2. Alignment of the reads (short pieces of DNA) in the reference genome. This step is critical and expensive. The algorithms are becoming more precise, but it is important to process the data beforehand and choose the appropriate parameters. In this step, each alignment of each reading is determined by a concordance score, and the statistical significance of the score is associated with a p-value. These p-values are key in determining the final alignment of a read.
3. Variant detection. This step consists of detecting the differences between the reference genome and the reads of the sequenced sample. This is also complex, since it depends on the qualities and p-values of the previous steps for a variant to be considered valid. Likewise, each variant is associated with a p-value that it is true, calculated mainly by Bayesian inference, although there are a large number of methods and algorithms.

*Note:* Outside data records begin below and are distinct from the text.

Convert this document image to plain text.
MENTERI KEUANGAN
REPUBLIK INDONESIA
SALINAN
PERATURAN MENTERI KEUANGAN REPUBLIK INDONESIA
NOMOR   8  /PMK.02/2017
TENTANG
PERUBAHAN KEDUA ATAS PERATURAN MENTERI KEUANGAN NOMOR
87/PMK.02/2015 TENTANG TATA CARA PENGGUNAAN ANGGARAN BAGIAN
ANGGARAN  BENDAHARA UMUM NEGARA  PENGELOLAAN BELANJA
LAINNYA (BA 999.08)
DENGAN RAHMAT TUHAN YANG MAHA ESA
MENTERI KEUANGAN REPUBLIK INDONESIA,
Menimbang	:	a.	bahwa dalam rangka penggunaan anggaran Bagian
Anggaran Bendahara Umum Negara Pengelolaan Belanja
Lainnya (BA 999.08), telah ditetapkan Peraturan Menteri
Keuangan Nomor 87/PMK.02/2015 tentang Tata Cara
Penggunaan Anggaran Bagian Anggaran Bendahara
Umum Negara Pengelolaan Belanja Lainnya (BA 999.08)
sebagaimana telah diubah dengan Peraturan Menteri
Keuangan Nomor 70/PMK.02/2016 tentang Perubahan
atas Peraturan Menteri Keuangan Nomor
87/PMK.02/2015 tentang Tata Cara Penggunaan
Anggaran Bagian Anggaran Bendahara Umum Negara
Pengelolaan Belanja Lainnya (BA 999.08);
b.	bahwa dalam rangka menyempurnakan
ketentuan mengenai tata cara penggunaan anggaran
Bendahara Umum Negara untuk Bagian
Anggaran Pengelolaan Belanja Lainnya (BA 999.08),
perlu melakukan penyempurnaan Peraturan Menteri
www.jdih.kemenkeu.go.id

4. Annotation of variants. This step consists of annotating the position and the change of nucleotide(s) detected in the corresponding gene, and predicting if this change can affect the protein that is transcribed and, therefore, if it can have an impact on the development of the gene. tumor, being a therapeutic target with clinical relevance.
It is from here that Artificial Intelligence begins to play an important role, since a prediction will be made of the pathogenicity of the variant and of the treatment that may be most beneficial for the patient, based on all the cases studied, its molecular and clinical characteristics, and all retrospective knowledge. Artificial Intelligence allows for more beneficial and cost-effective personalized medicine.
Artificial Intelligence allows for more beneficial and cost-effective personalized medicine. The result of the application of the treatment will be collected again in the databases to enrich the models and make predictions more and more precise.
If any reader has come this far, I hope I have conveyed a global vision of the role of statistics in bioinformatic algorithms for the detection of genetic variants in DNA, and the consequent implication of Artificial Intelligence to carry out quality personalized medicine.
*Figure 1 represents the main steps in the detection of genetic variants.